Much is expected of the Red Bulls here, on a circuit where downforce is at a premium and, in comparison with their rivals, they have it to spare. But in yesterday's opening practice sessions Lewis Hamilton and Jenson Button fractionally eclipsed them, Hamilton in the first and Button in the second, as McLaren kept their hopes alive of taking the fight to the energy drink cars this weekend.
Hamilton ruled the roost in the first session with Button just behind him. The Red Bulls picked up their pace in the afternoon, when Spain and Monaco winner Mark Webber and team-mate Vettel were left sandwiched between the McLarens.
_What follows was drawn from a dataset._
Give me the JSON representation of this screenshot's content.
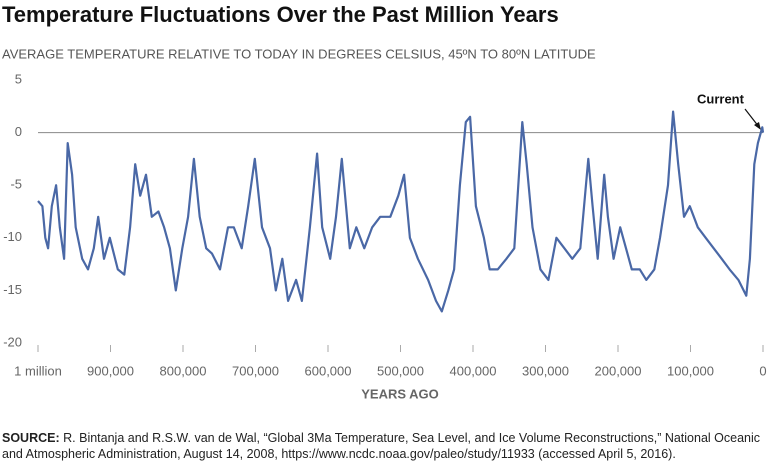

Button had a bit of a wobble through the very fast triple-apex left-hander that is Turn 8, but he secured the fastest time in the second session nonetheless. Hamilton was less happy with his McLaren, but he still managed fourth with Alonso right behind him. The Mercedes of Nico Rosberg and Michael Schumacher were also within striking distance.
"This morning was reasonably good, and this afternoon was better," Button said. "I was struggling a little through Turn 8, it's an area we'll be working on overnight because it's pretty tricky through there at the moment. It's a tough corner, especially if the car's moving around – so we've got to hope we can solve some of those issues before tomorrow.
"The car feels reasonably good around here – there are still some areas where we're not so strong and the Red Bulls will once again be the cars to beat in qualifying tomorrow, we can't get away from that. I just hope we're closer than we've been in the previous two races."
Hamilton was quite relaxed about his day's work. "This is such a great circuit and the grip didn't seem too bad today," he said. "It also seems very tight between all the front runners – the times are very close. Our car doesn't seem to be performing too badly, so I'm happy with today's running.
"Turn 8 is quite bumpy as always, and you could see today that some of the others were having a few difficulties through there, but it wasn't a problem for us."
This type of circuit often produces the two-by-two effect, where team-mates lap at similar speed due to the manner in which the characteristics of the layout suit their cars, but Felipe Massa was notably slower than Alonso. The Brazilian won three races on the trot here between 2006 and 2008, but struggled with his Ferrari's handling yesterday as he twice went off the road in Turn 8.
On the second occasion he slid sideways at more than 155mph, and flat-spotted his only set of soft compound Bridgestone tyres, which meant he could not improve on 10th.
It was a promising day for Red Bull, notwithstanding the failure of a high mileage Renault engine in the back of Webber's car late in the afternoon and some minor problems for Vettel, who was running a new chassis.
"The engine went at the end of P2, but it was a high mileage engine, so we were expecting it to be on the edge," Webber said. "There's no handbrake on an F1 car so when I stopped I was trying to tell them [the marshals] to put something behind the wheel to stop the car rolling back. We need to analyse the new F-duct system [which Red Bull are using for the first time at this Grand Prix] tonight, we know it's not the most straightforward of systems. The guys have done a phenomenal job to get it to this point and we're happy with how it went today but, whether we race it or not, we don't know yet."
In Spain the McLarens were the fastest on Friday, only to be blown away by the Red Bulls in qualifying. The way things are in F1 right now, you wouldn't bet against a repeat of that form.
"I have no doubts that tomorrow in qualifying the Red Bulls will pull out something extra, which they always seem able to do," Hamilton said philosophically. "We haven't made too many changes to the car for this race, but we've got a chance this weekend, and I think we'll be able to compete with them."
In keeping with the frenetic development pace, and their own extraordinary rate of creating new parts, Red Bull equipped their cars with the go-faster F-duct developed earlier in the season by McLaren to stall airflow over the rear wing and boost straight-line speed, but also brought along new engine covers and front wings. McLaren have some new aerodynamic parts, while Ferrari, fifth fastest courtesy of Fernando Alonso as they celebrate their record 800th Grand Prix, have their F duct too.
The paddock talk yesterday centred on the possibility of two-day Grands Prix and as many of 24 of them a season, and the likelihood of movable rear wings being introduced to help spice things up in 2011.
It may be significant that Button had his McLaren equipped for the first time with some different brake discs, which he prefers to the Carbon Industries equipment which he and Hamilton have used all season. Hamilton uses the brakes much harder than Button, who prefers his to have a little more feel so that he can finesse them.